Consistency Check (references/consistency-checklist.md)

  • Cross-references FRs with User Journeys (coverage gaps).
  • Checks terminology consistency across sections (glossary alignment).
  • Validates priority alignment with strategic goals.
  • Identifies scope conflicts (Non-Goals vs FRs, MVP boundaries).
  • Checks dependency completeness and NFR consistency.

Ambiguity Detection (references/ambiguity-patterns.md)

  • Scans for fuzzy adjectives (e.g., "reasonable", "fast", "user-friendly").
  • Detects open-ended descriptions missing quantitative boundaries.
  • Surfaces implicit assumptions that need explicit declaration.
  • Flags functional requirements lacking testable acceptance criteria.

Write-Back Strategy

| Finding Type | Write-Back Action | |--------------|-------------------| | Fuzzy adjective | Replace with confirmed specific value | | Missing quantitative boundary | Insert specific metric, threshold, or boundary condition | | Implicit assumption | Make explicit as [ASSUMPTION: ...] inline annotation | | Missing acceptance criteria | Add verifiable acceptance conditions under the FR | | Terminology inconsistency | Unify to confirmed standard term | | Priority / scope conflict | Correct based on user confirmation; mark unresolved with [CLARIFY: ...] | | Derivation gap | Insert missing intermediate reasoning steps | | Missing condition | Add specific trigger condition or branch description |

Severity Levels

Every finding is tagged with one of four severities:

| Level | Definition | Interactive? | |-------|------------|--------------| | Critical | Blocks release or invalidates the PRD's core value proposition. Must be resolved before sign-off. | Asked first, one batch | | High | Causes significant rework, contradiction, or testability failure. Should be resolved before development. | Asked after Critical, one batch | | Medium | Causes ambiguity that may lead to misimplementation. Should be clarified during design. | Reported only, ask on request | | Low | Stylistic, redundant, or minor clarity issues. Nice to fix. | Reported only, ask on request |

Structured Question Format

Each interactive question contains:

  • ID — e.g. A-03 (round letter + sequence).
  • Severity — Critical / High.
  • Location — PRD section and line range.
  • Evidence — verbatim quote from the PRD.
  • Question — what is being clarified.
  • Options — 2–4 multi-choice candidates inferred from context, plus an "Other (specify)" option for free-text input.

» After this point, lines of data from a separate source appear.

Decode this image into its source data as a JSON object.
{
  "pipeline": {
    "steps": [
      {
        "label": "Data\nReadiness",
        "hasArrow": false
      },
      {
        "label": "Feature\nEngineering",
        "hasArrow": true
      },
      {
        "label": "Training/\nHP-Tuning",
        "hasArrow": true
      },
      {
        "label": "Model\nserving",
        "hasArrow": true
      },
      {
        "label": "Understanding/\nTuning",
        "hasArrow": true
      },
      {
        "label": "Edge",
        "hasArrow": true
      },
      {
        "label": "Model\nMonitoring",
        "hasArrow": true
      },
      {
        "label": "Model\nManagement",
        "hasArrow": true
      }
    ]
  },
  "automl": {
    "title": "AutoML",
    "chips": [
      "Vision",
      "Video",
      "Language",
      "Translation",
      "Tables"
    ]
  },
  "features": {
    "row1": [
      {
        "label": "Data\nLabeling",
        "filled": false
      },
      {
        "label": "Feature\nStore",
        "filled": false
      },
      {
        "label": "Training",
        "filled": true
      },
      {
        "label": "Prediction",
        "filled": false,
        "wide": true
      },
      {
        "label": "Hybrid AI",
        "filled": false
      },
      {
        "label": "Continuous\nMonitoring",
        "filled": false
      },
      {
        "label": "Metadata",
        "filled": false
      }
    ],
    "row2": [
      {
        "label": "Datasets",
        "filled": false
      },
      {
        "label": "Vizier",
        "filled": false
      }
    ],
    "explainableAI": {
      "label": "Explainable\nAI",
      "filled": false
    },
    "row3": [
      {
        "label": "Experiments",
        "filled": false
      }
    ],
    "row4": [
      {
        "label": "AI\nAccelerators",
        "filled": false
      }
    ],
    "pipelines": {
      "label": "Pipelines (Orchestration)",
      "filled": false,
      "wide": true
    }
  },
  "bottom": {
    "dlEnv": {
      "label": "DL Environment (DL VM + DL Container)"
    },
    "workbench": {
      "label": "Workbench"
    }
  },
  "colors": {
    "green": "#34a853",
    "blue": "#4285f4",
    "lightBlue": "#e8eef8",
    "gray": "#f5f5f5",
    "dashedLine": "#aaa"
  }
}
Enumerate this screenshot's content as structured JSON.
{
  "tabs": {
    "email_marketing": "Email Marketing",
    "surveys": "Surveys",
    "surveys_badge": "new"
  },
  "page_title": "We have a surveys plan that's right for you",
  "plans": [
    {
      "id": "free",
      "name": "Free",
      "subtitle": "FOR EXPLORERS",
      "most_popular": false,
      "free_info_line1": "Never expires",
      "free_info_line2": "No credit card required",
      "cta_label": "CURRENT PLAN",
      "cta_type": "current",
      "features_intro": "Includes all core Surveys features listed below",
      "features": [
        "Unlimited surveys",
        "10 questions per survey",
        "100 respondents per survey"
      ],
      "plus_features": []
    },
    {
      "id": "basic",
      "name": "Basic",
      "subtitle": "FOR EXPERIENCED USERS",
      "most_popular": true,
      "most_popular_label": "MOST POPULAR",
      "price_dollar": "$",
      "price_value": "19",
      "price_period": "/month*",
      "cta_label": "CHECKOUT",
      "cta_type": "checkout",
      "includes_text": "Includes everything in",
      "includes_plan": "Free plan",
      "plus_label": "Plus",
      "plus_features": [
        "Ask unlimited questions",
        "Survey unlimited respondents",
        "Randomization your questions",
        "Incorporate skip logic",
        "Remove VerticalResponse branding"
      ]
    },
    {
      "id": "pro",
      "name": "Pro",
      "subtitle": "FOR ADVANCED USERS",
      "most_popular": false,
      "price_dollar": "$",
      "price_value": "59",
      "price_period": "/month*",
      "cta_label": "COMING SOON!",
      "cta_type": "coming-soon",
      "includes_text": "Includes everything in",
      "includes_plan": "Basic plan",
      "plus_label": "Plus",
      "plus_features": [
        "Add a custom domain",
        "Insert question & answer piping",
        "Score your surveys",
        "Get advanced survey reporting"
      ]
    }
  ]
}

Questions are presented in batches grouped by severity (all Critical together, then all High) so you can answer them efficiently in one pass.

Example Output

A typical finding presented to the user:

[A-03]  Severity: High
Location: §3.2 User Authentication (lines 142–148)
Evidence: "登录响应应该比较快"
Issue:    "比较快" is a fuzzy adjective with no quantitative boundary.
Question: What is the target P99 response time for login?
Options:
  1. ≤ 200 ms
  2. ≤ 500 ms
  3. ≤ 1 s
  4. Other (please specify)

Output Language

  • All skill output (questions, summaries, write-back annotations) is produced in Chinese by default, as defined in SKILL.md.
  • Original PRD text and the user's own prompts are preserved verbatim regardless of their language.
  • To run the skill fully in English, edit the prompts inside SKILL.md and the three references/*.md files; no other changes are needed.

File Structure

prd-flaw-checker/
├── SKILL.md                           # Main skill definition and workflow (Chinese)
├── references/
│   ├── first-principles.md            # First principles analysis framework
│   ├── consistency-checklist.md       # Cross-reference consistency checklist
│   └── ambiguity-patterns.md          # Ambiguity and fuzziness detection patterns
├── assets/                            # Static assets (default empty)
├── README.md                          # This document (English)
└── README_zh.md                       # Chinese documentation

License

MIT License. See LICENSE for details.